In The Prisoner's Dilemma, two agents are given a choice: cooperate with their partner for mutual reward, or defect for individual reward.

The dilemma faced by the agents is that, regardless of what their opponent does, they are always better off defecting than cooperating. But the combined outcome when both defect is worse than if they cooperate.

For a purely rational agent with no prior knowledge, always defecting is the correct choice.

A variation on this is an iterated prisoner's dilemma, multiple rounds are played, and the previous responses of each agent are given as an input to the players. This vastly widens the space of feasible strategies, and can lead to some diverse and unexpected strategies performing best.

We wanted to build a platform for running these kinds of challenges.

Players can create strategies which contain logic to compete in challenges. Strategies are smart contracts and exist on-chain. Each turn, they are given the history of their opponent's moves, as well as their opponent's address. This allows strategies to make decisions based on their opponent's previous choices. Passing the address of their opponent allows the strategy to call them directly, and probe it with previously unseen input.

Challenges are run on chain through Challenges contracts. Strategies can be registered for challenges, where they join the pool of competing strategies, and are scored and ranked by the Challenge contract.

For the Prisoner's Dilemma, one of the simplest strategies you might consider is to defect every time. This can be implemented using the following smart contract.

contract AlwaysDefect is Bot {
    constructor(uint256 owner_profile, string memory name) Bot (owner_profile, name) {}

    function play(address, bool[] calldata, bool[] calldata) external pure override returns (bool) {
            return true;
    }
}

We can register AlwaysDefect on a specific challenge, where it will be automatically run against all other strategies registers on the challenge.

alwaysDefect.register(0x...)

For a single turn of Prisoner's Dilemma, this strategy is optimal. However, in an iterated game, this may not be the case.

This strategy defects on the first move, and plays the opponents last move every turn thereafter.

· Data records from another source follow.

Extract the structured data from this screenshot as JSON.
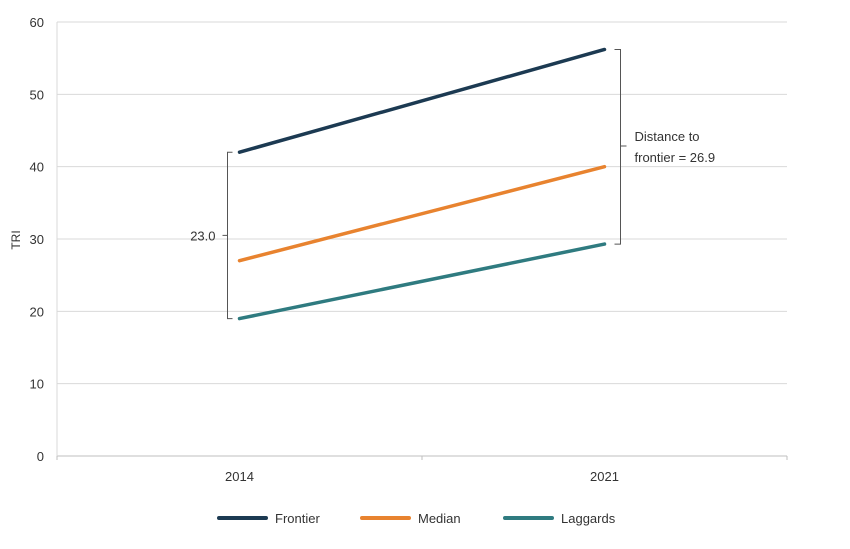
{
  "chart_data": {
    "type": "line",
    "title": "",
    "xlabel": "",
    "ylabel": "TRI",
    "categories": [
      "2014",
      "2021"
    ],
    "ylim": [
      0,
      60
    ],
    "yticks": [
      0,
      10,
      20,
      30,
      40,
      50,
      60
    ],
    "grid": true,
    "legend_position": "bottom",
    "series": [
      {
        "name": "Frontier",
        "values": [
          42.0,
          56.2
        ],
        "color": "#1c3a52"
      },
      {
        "name": "Median",
        "values": [
          27.0,
          40.0
        ],
        "color": "#e8832f"
      },
      {
        "name": "Laggards",
        "values": [
          19.0,
          29.3
        ],
        "color": "#2f7b80"
      }
    ],
    "annotations": [
      {
        "text": "23.0",
        "category": "2014",
        "from": 19.0,
        "to": 42.0,
        "side": "left"
      },
      {
        "text_lines": [
          "Distance to",
          "frontier = 26.9"
        ],
        "category": "2021",
        "from": 29.3,
        "to": 56.2,
        "side": "right"
      }
    ]
  }
}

contract TitForTat is Bot {
    constructor(uint256 owner_profile, string memory name) Bot (owner_profile, name) {}

    function play(
        address,
        bool[] calldata opponent_previous_plays,
        bool[] calldata) external pure override returns (bool) {
            if (opponent_previous_plays.length == 0) {
                return true;
            }
            return opponent_previous_plays[opponent_previous_plays.length - 1];
    }
}

You can also call your opponent's strategy to see what they would play in certain situation.

contract Advanced is Bot {
    constructor(uint256 owner_profile, string memory name) Bot (owner_profile, name) {}

    function play(
        address opponent,
        bool[] calldata opponent_previous_plays,
        bool[] calldata bot_previous_plays
    ) external override virtual returns (bool) {
        return Bot(opponent).play(address(this), bot_previous_plays, opponent_previous_plays);
    }
}

Challenges and Strategies are registered to an owner, which is a profile on Lens. This allows users to share challenges, comment on interesting strategy battles, and collaborate to find optimal strategies.

A Web3 front end allows users to find all challenges, and explore previous battles of strategies, and see overall scores for challenges.

How we built it

We built the smart contract infrastructure using Solidity on the Polygon blockchain We used Lens protocol to build the decentralized social graph that allows users to link challenges and strategies to profiles, and share content. We used Flutter for a portable, neat client that can be used to interface with Web3.

Challenges we ran into

We ran into some issues with how constructors and objects are handled in solidity, which took a fair amount of time to debug.

UI work is hard.

Accomplishments that we’re proud of

Web3 application that can read from both lens via their hosted GraphQL api, and the polygon blockchain directly for interfacing with our challenge infrastructure smart contracts.

Entirely on chain platform that allows users to submit strategies and have them automatically compete in two player perfect information games..

Platform portable web3 client.

What we learned

UI work is hard. How to interact with blockchain. Smart contract development. Using an interface like GraphQL to interact with blockchain system can be much easier to develop for and to use as a user. Idea generation is hard. Finding ways to parallelize development much more efficient. Peer programming can be an effective way to debug code.